A cidade de Ivoti é considerada referência na educação de qualidade no Estado, porém a proibição do espetáculo contradiz todas as práticas pedagógicas, privando as crianças pequenas do acesso à cultura, direito garantido pelo Estatuto da Criança e do Adolescente e pela Constituição Federal.

Como diretor do espetáculo e coautor do roteiro, estou perplexo com o cancelamento da apresentação. A divulgação da peça ainda consta como atração nos sites de turismo e jornais da Serra e há mais de um mês vinha sendo veiculada nas redes sociais da Prefeitura. Nunca vivi esta situação. Nossa companhia tem 33 anos de existência, já apresentamos nossos espetáculos em vários festivais internacionais na Itália, França, Espanha e Canadá e em todos os estados brasileiros. Que tempos difíceis que o teatro está vivendo!, me lembra a década de 70 quando tínhamos que apresentar o ensaio geral para polícia civil antes da estreia. Naquela época um censor ficava sentado com o texto nas mãos acompanhando as falas dos atores para conferir com o original liberado. Era horrível atuar.

O teatro virou um problema para as secretarias de educação e cultura, as escolas e eventos culturais estão com medo do teatro.
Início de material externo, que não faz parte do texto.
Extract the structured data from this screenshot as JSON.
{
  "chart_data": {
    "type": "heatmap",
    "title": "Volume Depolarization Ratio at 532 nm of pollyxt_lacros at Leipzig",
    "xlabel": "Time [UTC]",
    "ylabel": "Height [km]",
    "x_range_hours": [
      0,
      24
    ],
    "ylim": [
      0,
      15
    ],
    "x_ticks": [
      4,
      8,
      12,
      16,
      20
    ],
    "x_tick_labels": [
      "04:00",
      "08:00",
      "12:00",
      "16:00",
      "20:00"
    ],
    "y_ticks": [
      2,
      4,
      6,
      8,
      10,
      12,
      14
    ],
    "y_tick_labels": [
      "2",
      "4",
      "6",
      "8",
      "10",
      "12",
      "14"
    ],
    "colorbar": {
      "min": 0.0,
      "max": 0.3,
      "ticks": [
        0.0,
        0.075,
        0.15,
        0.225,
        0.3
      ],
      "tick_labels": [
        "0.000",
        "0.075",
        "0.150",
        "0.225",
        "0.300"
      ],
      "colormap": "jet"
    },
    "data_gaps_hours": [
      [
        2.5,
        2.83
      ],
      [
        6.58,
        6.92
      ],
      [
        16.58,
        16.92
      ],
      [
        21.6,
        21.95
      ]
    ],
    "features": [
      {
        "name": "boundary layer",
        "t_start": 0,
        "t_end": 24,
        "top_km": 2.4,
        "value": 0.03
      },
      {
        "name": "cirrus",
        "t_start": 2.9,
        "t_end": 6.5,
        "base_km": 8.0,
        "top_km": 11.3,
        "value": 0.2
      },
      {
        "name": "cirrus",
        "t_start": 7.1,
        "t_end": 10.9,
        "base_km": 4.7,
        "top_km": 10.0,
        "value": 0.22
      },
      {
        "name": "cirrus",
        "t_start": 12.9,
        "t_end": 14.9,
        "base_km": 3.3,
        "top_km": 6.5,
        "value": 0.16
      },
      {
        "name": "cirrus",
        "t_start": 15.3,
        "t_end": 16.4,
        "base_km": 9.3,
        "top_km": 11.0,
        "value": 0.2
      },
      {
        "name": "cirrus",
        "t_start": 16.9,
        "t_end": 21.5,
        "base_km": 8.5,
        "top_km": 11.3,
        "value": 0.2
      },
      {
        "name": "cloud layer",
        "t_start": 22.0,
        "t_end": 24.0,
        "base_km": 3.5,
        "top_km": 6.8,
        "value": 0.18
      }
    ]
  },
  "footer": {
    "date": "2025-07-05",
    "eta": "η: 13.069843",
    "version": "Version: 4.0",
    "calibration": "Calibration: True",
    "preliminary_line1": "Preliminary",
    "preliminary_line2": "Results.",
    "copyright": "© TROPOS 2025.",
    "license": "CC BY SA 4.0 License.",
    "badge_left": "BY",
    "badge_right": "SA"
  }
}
De repente, pessoas incultas e reacionárias passaram a intervir diretamente no conteúdo das peças, como se tudo que falássemos estivesse destruindo valores morais, pondo em risco a integridade das crianças.

O problema maior é a dificuldade dos gestores com a desinformação de alguns pais seduzidos pela terra sem lei das redes sociais. O professor, a principal fonte de conhecimento em décadas passadas, perdeu a credibilidade argumentativa frente a fake news e a influencers incultos. O projeto pedagógico das escolas está subordinado aos desejos dos pais. Não se educa para a vida, mas para o mercado competitivo, o que acaba formando gerações de jovens frustrados. Vejo tudo como uma degeneração civilizatória.

O acesso à cultura pelas crianças é estratégico no processo de desenvolvimento cognitivo, fundamental para a alfabetização e a interação social. Nosso espetáculo foi criado para pais e cuidadores viverem uma experiência sensorial juntos aos seus bebês e crianças, em lugar tranquilo e acolhedor. Não podemos nos apresentar num local onde existe um público hostil procurando violações e abusos, coisas que não existem no espetáculo. Somos atores profissionais que estudam a primeira infância e suas especificidades, conhecemos os temas que estamos abordando para espectadores tão pequenos.

O teatro, a arte rainha da abstração e do pensamento criativo, sempre foi e será a grande manifestação artística, exercício da imaginação, ferramenta mental sem a qual não conseguiremos sobreviver num planeta tão caótico. É um crime proibir o acesso de crianças a uma peça artística infantil.